2016-09-23 19:16:19 | ビジネス

新聞各社が、「電通」の過大請求を報じている。
日経新聞:電通、2億円過大請求、ネット広告に冷や水も

この記事を読んだ時、最初に思い浮かんだ言葉が「焦り」だった。
ご存じの通り、電通をはじめとする大手広告代理店の重要クライアントは、いわゆる大手企業だ。
その大手企業のテレビCMなどを、クライアントが希望する時間帯や番組(=視聴者層)に合わせて、CMを流す時間を用意し、その時間枠を企業に販売する、というのがこれまでのCMの取引の大きな流れだった。

その内情(というほどではないが)をコミックにしたものが、ビックコミックスピリッツに掲載されている「気まぐれコンセプト」だ。
噂では「電通」ではなく、「博報堂」をモデルにしている、と言われているが、大手広告代理店の仕事としては、「電通」でも「博報堂」でも変わりはないと考えたほうがよいだろう。

日本のテレビCMの多くがテレビ番組と共存するようなカタチでつくられてきたため、提供されるテレビ番組そのものの魅力が無ければ、そのテレビCMは見られないということになる。
だからこそ、広告代理店はマーケティングに力を入れ、生活者をカテゴリーわけし、そのカテゴリーに合わせたイメージのテレビCMを制作してきた。
マーケティングで言われる「F1(=20代~30代前半の女性)、M1(=20代~30代前半の男性)」など、世代の志向に合わせたテレビCMを制作し、その層にあったテレビ番組でCMを流す・・・というのが、これまでの広告代理店の「広告」という仕事だった。
CM制作そのものにも、人気タレントさんや俳優さんを起用し、相当額の費用をかけるのが当たり前だった。
何故なら、世代志向に合わせた「(商品)イメージ」を伝えるのが、日本のテレビCMの基本(というべきか?)だったからだ。

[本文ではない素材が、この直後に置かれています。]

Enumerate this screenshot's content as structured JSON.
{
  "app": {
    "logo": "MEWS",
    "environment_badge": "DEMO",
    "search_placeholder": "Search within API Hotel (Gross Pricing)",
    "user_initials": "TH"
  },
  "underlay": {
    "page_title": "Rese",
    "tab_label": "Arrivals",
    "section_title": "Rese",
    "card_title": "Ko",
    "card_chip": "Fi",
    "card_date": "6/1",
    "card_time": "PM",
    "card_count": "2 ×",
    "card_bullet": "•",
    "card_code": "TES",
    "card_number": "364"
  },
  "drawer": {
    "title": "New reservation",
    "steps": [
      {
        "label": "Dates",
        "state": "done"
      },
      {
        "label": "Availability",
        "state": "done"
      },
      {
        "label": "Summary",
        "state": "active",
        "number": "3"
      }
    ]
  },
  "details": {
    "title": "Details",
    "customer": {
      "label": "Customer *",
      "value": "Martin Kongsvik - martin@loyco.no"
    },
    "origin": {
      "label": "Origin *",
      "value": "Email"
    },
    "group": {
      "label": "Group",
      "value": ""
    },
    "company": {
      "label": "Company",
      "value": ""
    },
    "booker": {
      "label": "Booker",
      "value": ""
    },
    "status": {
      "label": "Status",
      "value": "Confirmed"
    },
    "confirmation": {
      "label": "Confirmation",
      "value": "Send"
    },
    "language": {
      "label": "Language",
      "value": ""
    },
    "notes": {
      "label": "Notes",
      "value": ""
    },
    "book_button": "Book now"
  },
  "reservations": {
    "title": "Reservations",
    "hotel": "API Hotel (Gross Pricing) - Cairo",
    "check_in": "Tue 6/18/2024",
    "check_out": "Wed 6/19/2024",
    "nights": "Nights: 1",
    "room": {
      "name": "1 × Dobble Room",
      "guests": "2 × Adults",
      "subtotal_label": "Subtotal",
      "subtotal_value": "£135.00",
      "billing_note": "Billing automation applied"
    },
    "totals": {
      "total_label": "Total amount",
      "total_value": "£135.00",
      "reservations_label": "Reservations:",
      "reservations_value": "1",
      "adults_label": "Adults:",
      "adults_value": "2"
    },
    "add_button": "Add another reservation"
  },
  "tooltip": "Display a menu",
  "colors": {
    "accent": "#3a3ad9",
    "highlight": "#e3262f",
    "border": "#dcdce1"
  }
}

しかし、ネットが一般化してくると、そのような世代層による生活志向が見えにくくなってくる。
インターネット広告をYahoo!などのバナー広告として見たとき、「邪魔!」と思っても「面白い」と感じる生活者は、どのくらいいるのだろう?
別に人気タレントさんや俳優さんが起用されていなくても、「面白い!」と感じる広告であれば、バナーをクリックするだろうし、逆に「面白くない(興味が無い)」と思えば「✖」をクリックして画面を消してしまうだろう。
それだけではなく、YouTuberと呼ばれる人たちの登場は、「映像制作に膨大な費用は必要ない」ということを、示してしまった。
大手広告代理店に頼まなくても、WEB会社がネット広告をつくることができるようになったのだ。
言い換えれば、これまでのテレビCMのような広告づくりが通用しない、というのがネット広告なのだ。

そして、これまで「電通」が得意としてきたテレビ広告の売り上げは、右肩下がりの状態になりつつある。
代わりに伸びてきているのが、ネット広告だ。
だからこそ、「電通」もネット広告に力を入れていたのだと思うのだが、どこか「焦り」のようなモノがあり今回のような不祥事を起こしてしまったのでは?という、気がしている。